Friday, 7 December 2012


From the earliest times mistletoe has been considered one of the most magical, mysterious and sacred of plants. In European folklore it was thought to give life and fertility, to be an aphrodisiac and to protect against poison.

The ancient Celtic Druids elevated Mistletoe to sacred powers, even using it in ceremonies of human sacrifice. Because of the Druids' use of mistletoe, Christians banned its use in their churches in England. Mistletoe grows primarily on apple, lime, poplar and hawthorn trees in the midlands and up to and around York, it was a local favorite there long after the Druids were in decline. So in the famous minster at York, its use during the Christmas season has always been retained. The Dean of York Minster still hangs a bunch of mistletoe and holly from the High Altar at noon on Christmas Eve.

The current tradition of hanging mistletoe in the doorway to receive a kiss comes from a combination of myths from the Druids, ancient Celts and Vikings. It also occurs in Roman and Greek mythology.

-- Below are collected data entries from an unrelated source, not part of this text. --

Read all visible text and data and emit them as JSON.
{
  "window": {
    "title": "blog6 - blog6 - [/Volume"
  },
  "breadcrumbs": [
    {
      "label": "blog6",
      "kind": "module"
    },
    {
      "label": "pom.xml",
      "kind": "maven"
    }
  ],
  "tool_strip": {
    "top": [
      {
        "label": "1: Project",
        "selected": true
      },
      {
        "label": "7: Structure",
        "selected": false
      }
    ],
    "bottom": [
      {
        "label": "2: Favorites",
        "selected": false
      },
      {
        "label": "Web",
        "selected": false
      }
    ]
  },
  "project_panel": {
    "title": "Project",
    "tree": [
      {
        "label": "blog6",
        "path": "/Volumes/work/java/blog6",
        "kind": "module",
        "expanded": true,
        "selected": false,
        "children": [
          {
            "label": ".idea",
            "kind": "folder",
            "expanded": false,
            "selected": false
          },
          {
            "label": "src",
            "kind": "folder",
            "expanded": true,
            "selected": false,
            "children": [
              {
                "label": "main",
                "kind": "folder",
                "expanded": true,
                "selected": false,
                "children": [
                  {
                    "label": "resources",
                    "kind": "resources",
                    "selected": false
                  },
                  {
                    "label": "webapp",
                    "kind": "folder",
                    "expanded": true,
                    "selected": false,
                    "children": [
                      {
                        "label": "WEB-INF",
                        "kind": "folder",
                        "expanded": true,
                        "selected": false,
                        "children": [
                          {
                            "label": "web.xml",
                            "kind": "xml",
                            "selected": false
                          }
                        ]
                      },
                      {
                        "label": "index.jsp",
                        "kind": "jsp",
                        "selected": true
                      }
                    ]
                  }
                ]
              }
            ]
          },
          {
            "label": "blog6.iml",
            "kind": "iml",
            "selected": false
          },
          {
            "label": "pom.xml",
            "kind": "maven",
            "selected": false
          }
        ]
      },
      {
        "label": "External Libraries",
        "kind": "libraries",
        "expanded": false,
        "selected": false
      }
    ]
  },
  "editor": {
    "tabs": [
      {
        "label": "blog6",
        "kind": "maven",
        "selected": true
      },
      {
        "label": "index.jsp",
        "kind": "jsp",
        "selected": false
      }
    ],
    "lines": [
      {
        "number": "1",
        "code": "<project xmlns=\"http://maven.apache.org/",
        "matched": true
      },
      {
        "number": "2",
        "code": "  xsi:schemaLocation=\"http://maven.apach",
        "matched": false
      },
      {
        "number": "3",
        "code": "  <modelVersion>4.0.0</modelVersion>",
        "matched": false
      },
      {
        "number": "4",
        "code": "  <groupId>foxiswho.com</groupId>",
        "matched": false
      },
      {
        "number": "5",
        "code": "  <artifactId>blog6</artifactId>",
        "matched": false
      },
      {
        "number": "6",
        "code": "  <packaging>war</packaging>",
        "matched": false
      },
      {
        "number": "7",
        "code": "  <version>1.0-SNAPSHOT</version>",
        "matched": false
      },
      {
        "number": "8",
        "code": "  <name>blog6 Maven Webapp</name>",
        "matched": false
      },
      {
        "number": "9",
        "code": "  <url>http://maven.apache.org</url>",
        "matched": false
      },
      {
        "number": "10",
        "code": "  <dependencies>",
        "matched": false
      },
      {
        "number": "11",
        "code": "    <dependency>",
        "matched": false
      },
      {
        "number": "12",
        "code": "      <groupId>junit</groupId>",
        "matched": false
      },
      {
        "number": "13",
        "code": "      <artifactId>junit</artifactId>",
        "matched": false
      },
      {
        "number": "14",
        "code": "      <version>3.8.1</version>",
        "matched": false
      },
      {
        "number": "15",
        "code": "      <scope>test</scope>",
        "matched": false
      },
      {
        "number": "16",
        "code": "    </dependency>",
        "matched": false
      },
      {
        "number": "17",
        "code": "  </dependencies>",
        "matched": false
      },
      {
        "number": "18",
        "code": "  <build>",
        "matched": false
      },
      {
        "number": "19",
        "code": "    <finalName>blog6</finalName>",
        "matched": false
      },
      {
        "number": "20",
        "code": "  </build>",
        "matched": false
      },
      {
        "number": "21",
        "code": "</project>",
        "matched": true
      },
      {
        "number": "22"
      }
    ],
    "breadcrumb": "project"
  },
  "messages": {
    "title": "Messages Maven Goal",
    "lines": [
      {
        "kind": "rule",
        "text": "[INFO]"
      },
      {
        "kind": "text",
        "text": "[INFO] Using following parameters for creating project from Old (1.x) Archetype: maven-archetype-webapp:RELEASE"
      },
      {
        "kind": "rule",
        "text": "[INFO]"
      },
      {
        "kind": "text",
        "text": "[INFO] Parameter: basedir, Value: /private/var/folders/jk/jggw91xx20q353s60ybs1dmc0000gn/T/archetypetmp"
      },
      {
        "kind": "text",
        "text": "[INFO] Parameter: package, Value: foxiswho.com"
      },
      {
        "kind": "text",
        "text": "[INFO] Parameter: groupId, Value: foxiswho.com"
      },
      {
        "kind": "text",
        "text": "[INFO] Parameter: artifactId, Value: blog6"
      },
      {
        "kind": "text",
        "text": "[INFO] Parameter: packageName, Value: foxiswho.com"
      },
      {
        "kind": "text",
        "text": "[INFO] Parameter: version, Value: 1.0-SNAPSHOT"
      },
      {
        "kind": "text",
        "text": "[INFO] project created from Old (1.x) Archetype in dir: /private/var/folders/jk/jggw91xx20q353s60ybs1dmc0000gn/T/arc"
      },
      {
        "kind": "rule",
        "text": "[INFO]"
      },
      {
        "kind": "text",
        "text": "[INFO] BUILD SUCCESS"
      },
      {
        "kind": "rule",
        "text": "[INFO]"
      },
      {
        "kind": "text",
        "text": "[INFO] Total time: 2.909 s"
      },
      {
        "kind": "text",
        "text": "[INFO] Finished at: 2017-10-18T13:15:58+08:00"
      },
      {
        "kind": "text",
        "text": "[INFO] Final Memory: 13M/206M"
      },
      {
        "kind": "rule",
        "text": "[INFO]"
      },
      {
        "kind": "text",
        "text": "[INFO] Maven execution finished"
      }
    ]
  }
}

The list of credits for this plant is endless. So much more surprising when you consider the plant itself is a hemiparasite or partial parasite. 

It grows on the branches or trunk of a tree and actually sends its roots down into the tree thus taking nutrients from the host plant.

Mistletoe is now big business in the UK around Christmas time. Here in France we don't see much of it sold commercially but we do see plenty growing in our local woods and as we travel about the region. All the photographs here have been taken locally.

 And, yes, we have got a sprig with berries on to adorn our doorway this Christmas...
Well, it would be a great pity for these traditions to die out, wouldn't it??!